Yes, we asked ourselves that question all weekend. Knock-on wood. We've had Annalee home for almost two weeks and we can't get over how easy this child is.
Maybe it's because she doesn't have feeding issues, a need for heavy-duty thickening, oxygen, an alarming monitor, an array of medications, or any of the other accessories that we brought home with Samuel. Seriously, was I superwoman?!?
Or maybe it's just that she's a sweet baby. She sleeps. Imagine that. She cries when she's hungry. It's really not a myth after all! She likes to be snuggled. No sensory issues here, my friend.
That's not to say that our time at home hasn't had it's rough patches. Within the first few days, it became apparent that we would have to thicken Annalee's bottles just a little. It's tough to suck-swallow-breathe. Heard that before? Yeah. Me too. I must admit that I happily ditched the breast pump for formula+rice cereal. I. Hate. Pumping. According to medical professionals, breast milk can't be thickened. Odd, since we thickened it for Samuel for over a year... She took to the new combination like a champ and has been dominating some bottles. She's eaten so well that she gained twelve ounces in a week. A week people! This momma is just about giddy.
Anyway. Have I mentioned how easy she is? She is her daddy's clone in more than just looks. She has his laid-back temperament too. Yessssss.
Speaking of clones...
My little clone is great! He's not so little anymore, that's for sure. Next to Annalee, he is downright HUGE.
He's adjusting to all of the changes better than we could have hoped. Minimal hostility. Loads of love. He often sits next to Annalee and gently holds her hand. He wants to kiss her goodnight. He tries to give her a paci. And he shares his germs.
Yes, you heard me.
I find it ironic that my overprotected, ex-24 weeker has given his sister a cold. She's handling it well and we don't expect any problems from her. However, Samuel's fluid filled ears are now infected, so the kid is on a round of antibiotics. Poor guy.
But it hasn't gotten him down. He's just as chatty as ever. We talk all day long about tractors, trucks, and heavy machinery. I've got this boy-mom thing down! He gallops around the house when he's excited. He screeches "HONK" at the top of his lungs when playing with his trucks throughout the day. Startles me every time. He likes to play with only one person at a time and doesn't hesitate to tell intruders to "Go away!" He tells me he loves me like it's something he forgot to mention. Oh, by the way, I love you mom. I have missed him so much.

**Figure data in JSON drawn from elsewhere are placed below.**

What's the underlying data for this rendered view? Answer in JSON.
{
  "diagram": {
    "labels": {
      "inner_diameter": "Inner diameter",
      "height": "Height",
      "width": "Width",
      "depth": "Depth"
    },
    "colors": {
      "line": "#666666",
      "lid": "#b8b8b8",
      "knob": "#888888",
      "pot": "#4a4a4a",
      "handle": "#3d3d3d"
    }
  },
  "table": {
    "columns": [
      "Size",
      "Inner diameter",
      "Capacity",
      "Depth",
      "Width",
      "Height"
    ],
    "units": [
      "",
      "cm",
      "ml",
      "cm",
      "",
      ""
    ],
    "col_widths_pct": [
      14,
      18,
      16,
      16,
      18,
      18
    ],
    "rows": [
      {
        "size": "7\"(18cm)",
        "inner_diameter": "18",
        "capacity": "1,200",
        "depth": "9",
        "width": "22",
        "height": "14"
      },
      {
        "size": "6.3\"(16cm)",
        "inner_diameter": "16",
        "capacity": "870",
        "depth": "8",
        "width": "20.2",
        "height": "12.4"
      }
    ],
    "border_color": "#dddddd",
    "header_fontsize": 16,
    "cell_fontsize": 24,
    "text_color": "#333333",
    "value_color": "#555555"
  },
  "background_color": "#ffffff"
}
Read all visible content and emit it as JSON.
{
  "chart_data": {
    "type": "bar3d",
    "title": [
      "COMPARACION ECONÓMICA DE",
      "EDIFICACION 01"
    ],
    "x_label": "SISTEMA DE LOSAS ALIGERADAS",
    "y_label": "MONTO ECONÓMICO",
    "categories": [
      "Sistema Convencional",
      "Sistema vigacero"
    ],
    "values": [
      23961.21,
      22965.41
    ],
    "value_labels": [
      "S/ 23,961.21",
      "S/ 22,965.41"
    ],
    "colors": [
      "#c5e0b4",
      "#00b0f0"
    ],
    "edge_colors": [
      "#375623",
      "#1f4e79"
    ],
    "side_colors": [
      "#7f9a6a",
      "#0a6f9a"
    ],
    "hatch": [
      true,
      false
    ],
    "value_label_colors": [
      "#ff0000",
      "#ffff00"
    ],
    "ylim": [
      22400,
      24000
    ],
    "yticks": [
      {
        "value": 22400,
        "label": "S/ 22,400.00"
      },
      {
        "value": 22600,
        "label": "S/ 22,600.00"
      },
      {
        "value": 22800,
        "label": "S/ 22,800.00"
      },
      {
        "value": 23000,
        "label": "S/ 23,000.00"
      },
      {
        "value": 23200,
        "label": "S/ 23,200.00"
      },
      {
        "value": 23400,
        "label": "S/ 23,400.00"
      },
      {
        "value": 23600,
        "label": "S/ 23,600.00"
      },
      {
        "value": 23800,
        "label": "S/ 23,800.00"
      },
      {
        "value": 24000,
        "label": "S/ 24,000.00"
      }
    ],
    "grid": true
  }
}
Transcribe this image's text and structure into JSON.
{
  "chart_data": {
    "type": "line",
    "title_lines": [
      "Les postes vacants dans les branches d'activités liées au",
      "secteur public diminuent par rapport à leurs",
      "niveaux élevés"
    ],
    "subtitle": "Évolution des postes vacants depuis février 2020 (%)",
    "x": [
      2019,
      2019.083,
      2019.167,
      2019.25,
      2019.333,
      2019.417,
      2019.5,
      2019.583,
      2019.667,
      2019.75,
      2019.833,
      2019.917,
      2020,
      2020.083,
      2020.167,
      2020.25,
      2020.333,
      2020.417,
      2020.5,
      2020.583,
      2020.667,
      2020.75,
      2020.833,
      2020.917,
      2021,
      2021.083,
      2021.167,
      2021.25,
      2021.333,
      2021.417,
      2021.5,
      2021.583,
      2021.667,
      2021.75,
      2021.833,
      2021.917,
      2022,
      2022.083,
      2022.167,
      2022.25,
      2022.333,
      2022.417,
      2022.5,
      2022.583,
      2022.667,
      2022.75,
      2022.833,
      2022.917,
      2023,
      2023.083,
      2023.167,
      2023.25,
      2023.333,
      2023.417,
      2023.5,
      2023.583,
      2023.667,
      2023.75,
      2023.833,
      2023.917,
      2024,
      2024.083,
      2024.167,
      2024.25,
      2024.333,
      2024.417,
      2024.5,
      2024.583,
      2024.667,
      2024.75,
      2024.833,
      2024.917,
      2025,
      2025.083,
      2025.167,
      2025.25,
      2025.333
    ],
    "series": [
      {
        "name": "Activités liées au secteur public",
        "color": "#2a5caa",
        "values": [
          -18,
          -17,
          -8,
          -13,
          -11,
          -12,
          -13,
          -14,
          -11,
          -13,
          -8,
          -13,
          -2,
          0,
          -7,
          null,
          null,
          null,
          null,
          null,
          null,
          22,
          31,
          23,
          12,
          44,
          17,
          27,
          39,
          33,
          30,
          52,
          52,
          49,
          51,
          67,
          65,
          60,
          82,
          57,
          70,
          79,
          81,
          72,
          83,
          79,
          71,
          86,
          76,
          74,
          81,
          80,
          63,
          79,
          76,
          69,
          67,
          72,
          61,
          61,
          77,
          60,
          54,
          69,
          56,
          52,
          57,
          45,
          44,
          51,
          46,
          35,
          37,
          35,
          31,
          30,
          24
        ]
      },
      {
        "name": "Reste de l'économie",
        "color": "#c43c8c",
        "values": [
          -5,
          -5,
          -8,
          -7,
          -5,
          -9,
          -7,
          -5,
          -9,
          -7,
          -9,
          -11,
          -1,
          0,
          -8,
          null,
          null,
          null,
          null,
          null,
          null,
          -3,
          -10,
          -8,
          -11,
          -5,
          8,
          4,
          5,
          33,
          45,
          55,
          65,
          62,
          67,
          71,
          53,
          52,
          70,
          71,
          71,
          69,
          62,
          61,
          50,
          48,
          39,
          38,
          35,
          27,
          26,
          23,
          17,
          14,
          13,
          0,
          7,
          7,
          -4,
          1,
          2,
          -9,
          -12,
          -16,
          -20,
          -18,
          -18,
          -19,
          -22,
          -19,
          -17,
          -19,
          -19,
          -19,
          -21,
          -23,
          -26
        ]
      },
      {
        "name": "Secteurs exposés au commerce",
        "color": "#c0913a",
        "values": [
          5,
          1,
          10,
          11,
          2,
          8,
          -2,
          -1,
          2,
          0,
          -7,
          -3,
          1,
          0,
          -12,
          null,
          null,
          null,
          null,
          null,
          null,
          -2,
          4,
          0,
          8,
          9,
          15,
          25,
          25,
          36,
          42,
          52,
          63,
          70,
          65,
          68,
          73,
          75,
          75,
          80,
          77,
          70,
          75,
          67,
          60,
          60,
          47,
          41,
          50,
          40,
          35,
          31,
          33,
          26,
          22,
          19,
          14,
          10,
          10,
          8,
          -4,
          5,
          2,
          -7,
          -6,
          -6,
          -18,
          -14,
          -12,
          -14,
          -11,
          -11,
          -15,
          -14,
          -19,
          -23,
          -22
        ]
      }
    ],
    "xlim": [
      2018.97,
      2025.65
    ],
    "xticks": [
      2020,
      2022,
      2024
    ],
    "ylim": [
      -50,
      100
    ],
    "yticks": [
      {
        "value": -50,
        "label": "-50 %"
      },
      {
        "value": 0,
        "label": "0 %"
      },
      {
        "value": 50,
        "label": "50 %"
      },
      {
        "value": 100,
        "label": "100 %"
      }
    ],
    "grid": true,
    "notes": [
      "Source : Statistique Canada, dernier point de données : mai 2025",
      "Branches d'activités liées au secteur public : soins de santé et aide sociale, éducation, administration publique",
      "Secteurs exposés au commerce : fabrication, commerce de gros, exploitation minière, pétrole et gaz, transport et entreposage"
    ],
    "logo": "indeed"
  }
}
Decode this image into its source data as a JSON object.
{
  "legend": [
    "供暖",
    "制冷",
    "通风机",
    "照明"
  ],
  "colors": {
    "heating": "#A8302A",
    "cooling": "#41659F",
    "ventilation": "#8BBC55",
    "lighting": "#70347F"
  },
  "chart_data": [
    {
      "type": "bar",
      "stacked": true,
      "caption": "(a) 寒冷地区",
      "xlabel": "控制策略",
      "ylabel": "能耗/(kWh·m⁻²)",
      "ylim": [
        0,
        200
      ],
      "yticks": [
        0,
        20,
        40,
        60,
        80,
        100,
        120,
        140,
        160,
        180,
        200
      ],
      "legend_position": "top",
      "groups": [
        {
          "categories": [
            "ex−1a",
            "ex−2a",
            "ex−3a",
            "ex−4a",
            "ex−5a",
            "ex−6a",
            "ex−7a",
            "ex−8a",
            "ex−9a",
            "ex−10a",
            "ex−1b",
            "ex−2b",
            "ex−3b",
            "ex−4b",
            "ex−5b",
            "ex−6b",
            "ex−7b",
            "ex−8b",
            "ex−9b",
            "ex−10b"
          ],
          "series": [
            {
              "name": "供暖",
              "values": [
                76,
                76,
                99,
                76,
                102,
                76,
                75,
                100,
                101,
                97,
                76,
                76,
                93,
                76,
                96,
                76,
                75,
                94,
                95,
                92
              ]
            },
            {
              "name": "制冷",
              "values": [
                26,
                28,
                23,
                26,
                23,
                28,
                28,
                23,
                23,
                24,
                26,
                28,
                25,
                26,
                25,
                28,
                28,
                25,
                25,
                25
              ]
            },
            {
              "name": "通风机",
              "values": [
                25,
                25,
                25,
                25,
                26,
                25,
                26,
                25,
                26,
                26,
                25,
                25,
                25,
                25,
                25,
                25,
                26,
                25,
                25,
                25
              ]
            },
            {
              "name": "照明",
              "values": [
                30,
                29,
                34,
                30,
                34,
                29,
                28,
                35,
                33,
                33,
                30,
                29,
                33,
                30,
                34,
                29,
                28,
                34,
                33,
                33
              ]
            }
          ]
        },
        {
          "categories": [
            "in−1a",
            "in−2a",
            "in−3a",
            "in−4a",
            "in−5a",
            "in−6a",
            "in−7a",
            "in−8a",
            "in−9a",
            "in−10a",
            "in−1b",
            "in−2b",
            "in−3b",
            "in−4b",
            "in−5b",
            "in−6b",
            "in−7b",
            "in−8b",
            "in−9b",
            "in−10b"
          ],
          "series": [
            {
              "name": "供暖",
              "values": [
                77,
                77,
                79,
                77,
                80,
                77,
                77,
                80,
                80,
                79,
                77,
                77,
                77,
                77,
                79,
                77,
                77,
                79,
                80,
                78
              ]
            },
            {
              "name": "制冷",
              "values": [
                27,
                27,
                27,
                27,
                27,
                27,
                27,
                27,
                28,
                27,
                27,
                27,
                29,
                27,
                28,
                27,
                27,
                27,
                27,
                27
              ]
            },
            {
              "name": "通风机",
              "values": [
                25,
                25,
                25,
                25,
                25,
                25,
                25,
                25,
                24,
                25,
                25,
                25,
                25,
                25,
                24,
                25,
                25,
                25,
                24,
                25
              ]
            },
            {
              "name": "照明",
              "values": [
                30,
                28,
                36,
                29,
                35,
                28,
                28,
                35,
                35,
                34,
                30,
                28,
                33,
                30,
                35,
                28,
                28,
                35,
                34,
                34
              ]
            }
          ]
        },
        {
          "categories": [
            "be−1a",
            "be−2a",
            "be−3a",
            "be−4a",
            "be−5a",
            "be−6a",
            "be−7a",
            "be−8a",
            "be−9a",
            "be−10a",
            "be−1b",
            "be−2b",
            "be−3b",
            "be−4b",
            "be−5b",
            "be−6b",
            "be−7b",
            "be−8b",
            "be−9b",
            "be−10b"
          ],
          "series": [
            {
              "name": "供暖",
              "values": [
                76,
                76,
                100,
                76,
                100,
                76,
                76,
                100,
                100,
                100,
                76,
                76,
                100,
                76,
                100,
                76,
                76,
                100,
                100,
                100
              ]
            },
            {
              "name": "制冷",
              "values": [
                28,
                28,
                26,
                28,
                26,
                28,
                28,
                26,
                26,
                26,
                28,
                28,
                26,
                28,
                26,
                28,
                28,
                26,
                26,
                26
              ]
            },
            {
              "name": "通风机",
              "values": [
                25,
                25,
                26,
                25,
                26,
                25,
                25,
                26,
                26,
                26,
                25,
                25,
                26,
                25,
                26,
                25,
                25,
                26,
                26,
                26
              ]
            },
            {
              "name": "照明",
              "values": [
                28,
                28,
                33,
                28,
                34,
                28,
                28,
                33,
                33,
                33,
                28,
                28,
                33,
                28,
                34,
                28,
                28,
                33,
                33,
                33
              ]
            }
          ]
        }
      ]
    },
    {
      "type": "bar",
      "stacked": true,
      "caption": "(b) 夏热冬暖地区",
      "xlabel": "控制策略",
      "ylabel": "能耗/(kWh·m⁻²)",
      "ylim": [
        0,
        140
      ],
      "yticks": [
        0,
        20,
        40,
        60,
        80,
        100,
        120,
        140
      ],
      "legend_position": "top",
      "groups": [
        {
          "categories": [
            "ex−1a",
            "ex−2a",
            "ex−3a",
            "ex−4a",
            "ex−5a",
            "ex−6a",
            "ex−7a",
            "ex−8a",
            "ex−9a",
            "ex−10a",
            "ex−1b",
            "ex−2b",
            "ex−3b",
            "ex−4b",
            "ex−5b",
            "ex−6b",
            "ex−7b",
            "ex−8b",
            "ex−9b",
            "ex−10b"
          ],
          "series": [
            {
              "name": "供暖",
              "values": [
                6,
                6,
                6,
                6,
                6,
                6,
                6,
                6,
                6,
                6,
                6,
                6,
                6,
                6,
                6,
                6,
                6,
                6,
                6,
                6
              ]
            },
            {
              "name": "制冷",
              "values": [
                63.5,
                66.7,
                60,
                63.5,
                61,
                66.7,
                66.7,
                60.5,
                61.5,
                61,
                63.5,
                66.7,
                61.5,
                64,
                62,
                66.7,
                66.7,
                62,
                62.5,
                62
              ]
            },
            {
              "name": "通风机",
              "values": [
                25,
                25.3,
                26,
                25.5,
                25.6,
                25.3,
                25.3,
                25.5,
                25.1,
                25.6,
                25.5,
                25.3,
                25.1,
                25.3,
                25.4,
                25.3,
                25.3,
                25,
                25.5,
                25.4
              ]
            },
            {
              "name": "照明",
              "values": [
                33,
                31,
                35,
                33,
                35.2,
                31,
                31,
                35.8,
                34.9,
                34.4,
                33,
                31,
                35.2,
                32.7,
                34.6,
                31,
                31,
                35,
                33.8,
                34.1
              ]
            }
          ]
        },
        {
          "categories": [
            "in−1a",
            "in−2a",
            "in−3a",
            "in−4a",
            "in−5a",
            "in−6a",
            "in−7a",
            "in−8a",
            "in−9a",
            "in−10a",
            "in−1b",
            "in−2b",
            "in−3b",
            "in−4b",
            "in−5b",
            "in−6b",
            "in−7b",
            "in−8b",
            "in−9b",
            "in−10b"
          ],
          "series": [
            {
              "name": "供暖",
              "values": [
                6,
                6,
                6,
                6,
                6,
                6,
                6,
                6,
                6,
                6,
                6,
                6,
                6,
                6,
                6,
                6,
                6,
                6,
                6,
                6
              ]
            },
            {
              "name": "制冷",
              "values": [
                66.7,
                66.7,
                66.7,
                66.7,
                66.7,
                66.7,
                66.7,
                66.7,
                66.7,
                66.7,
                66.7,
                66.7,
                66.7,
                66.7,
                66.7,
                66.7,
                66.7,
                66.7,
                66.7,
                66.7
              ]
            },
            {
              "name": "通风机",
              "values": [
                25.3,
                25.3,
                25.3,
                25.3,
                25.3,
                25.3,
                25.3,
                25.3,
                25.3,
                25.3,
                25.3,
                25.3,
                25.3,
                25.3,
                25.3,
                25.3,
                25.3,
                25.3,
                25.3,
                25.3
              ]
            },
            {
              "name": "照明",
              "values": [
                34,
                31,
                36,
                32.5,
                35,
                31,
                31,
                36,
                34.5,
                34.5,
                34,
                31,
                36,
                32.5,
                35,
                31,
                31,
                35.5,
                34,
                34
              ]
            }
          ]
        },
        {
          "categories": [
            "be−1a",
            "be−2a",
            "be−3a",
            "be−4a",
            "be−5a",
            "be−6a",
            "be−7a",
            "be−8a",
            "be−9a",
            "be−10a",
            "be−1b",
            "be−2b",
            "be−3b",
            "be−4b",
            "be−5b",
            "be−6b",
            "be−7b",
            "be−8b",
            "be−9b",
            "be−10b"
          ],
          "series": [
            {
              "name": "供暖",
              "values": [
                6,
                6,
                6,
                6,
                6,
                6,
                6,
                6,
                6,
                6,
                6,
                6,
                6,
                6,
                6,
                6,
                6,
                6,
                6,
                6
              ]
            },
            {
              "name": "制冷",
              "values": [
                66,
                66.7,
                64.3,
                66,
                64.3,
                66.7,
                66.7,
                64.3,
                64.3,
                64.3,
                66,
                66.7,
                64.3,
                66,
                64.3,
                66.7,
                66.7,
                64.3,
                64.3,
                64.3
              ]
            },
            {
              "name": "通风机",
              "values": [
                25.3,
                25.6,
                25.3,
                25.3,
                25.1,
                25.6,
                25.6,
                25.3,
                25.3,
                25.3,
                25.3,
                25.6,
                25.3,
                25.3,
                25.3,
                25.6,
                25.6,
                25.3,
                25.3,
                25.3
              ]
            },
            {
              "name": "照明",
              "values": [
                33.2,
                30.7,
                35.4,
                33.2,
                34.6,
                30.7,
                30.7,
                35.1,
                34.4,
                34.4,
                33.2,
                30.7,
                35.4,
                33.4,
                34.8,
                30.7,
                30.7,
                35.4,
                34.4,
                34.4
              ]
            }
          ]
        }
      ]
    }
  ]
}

My heart is full. Our home is full. And we are done. It wasn't the normal pregnancy experience that I wanted. I didn't get to waddle around with a big belly. I didn't get maternity photos. I didn't get to decorate a nursery before the baby came home. My biggest worry wasn't whether or not I would have stretch marks. I didn't get a big-belly baby shower. I had to leave my child at the hospital...again.
But we did get a precious, precious baby. Is there anything more important about this experience than that?
I think not.
Thank you for your thoughts and prayers. We love being home!